The relationship between OpenAI and Nvidia may not be breaking — but it’s clearly being tested.
According to a Reuters report, OpenAI has been quietly exploring alternatives to Nvidia’s AI chips since last year, driven by dissatisfaction with how some of Nvidia’s latest hardware performs during AI inference — the stage where models like ChatGPT respond to real-time user queries.
The shift adds a new layer of complexity to what was expected to be one of the biggest partnerships in the AI boom.
Why Inference Is Suddenly a Big Deal
While Nvidia still dominates AI training chips, the industry’s focus is rapidly moving toward inference and reasoning — the moment users actually experience speed, responsiveness, and usefulness.
For OpenAI, inference performance is becoming critical, especially as products like ChatGPT and Codex scale to millions of users simultaneously. Several sources told Reuters that OpenAI is unhappy with how fast Nvidia’s GPUs generate responses for certain tasks, particularly software development and AI-to-software interactions.
One insider said OpenAI is now seeking hardware that could eventually handle around 10% of its inference workload — a small slice on paper, but strategically significant.
The $100 Billion Deal That Slowed Down
This change in priorities may help explain why Nvidia’s proposed $100 billion investment in OpenAI, first revealed in September, has yet to close.
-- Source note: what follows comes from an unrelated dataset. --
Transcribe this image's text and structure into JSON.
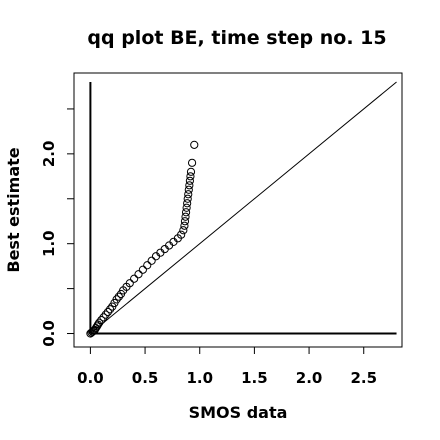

The deal was expected to wrap up within weeks, giving Nvidia a stake in OpenAI and OpenAI the cash needed to secure massive chip supply. Instead, negotiations have dragged on for months, reportedly complicated by OpenAI’s changing compute roadmap.
Despite the friction, both sides are publicly downplaying tensions. Nvidia CEO Jensen Huang recently dismissed reports of strain as “nonsense,” while OpenAI CEO Sam Altman said Nvidia still makes “the best AI chips in the world” and remains a key partner.
Who OpenAI Is Talking To Instead
Behind the scenes, however, OpenAI has explored inference-focused deals with:
- AMD
- Cerebras
- Groq
The appeal lies in SRAM-heavy chip designs, where large amounts of memory are embedded directly onto the chip. This architecture can dramatically reduce the time it takes to fetch data — a crucial advantage for chatbots responding in real time.
Inference workloads rely more on memory access than raw math power, making traditional GPU designs — which use external memory — less efficient for this stage.
Codex Exposed the Problem
Inside OpenAI, the issue reportedly became most visible with Codex, the company’s AI coding product. Staff internally linked some of Codex’s speed limitations to Nvidia’s GPU-based infrastructure.
Altman himself acknowledged in late January that customers using OpenAI’s coding tools place a “big premium on speed”, confirming that inference performance is now a top priority.
OpenAI has already announced a deal with Cerebras to address these needs, with Altman noting that speed matters less for casual ChatGPT users — but is critical for professional and developer-facing tools.
Nvidia Moves to Protect Its Turf
As OpenAI began testing alternatives, Nvidia reportedly moved quickly to shore up its position, approaching several SRAM-focused chipmakers about potential acquisitions.
Cerebras declined and instead signed a commercial agreement with OpenAI. Groq, meanwhile, became a more complicated case. Sources say Nvidia struck a $20 billion licensing deal with Groq — effectively freezing OpenAI’s discussions with the startup — while also hiring away Groq’s chip designers.
Nvidia says Groq’s technology complements its roadmap, but industry insiders see the move as a defensive play in a fast-shifting market.
Big Picture: A Turning Point for AI Hardware
The developments highlight a deeper shift in AI economics. Training massive models got the industry here — but inference is where the next phase of competition will be won.
Rivals like Google already rely heavily on their own TPUs, giving products like Gemini an advantage in inference-heavy tasks. OpenAI’s willingness to look beyond Nvidia suggests no single chipmaker can dominate forever.
Final Words
Nvidia remains the backbone of OpenAI’s infrastructure — for now. But OpenAI’s exploration of alternative inference chips signals a future where speed, memory architecture, and task-specific hardware matter more than brute-force training power.
The AI boom isn’t slowing down — it’s evolving. And as inference becomes the real battlefield, even the strongest alliances may need to adapt.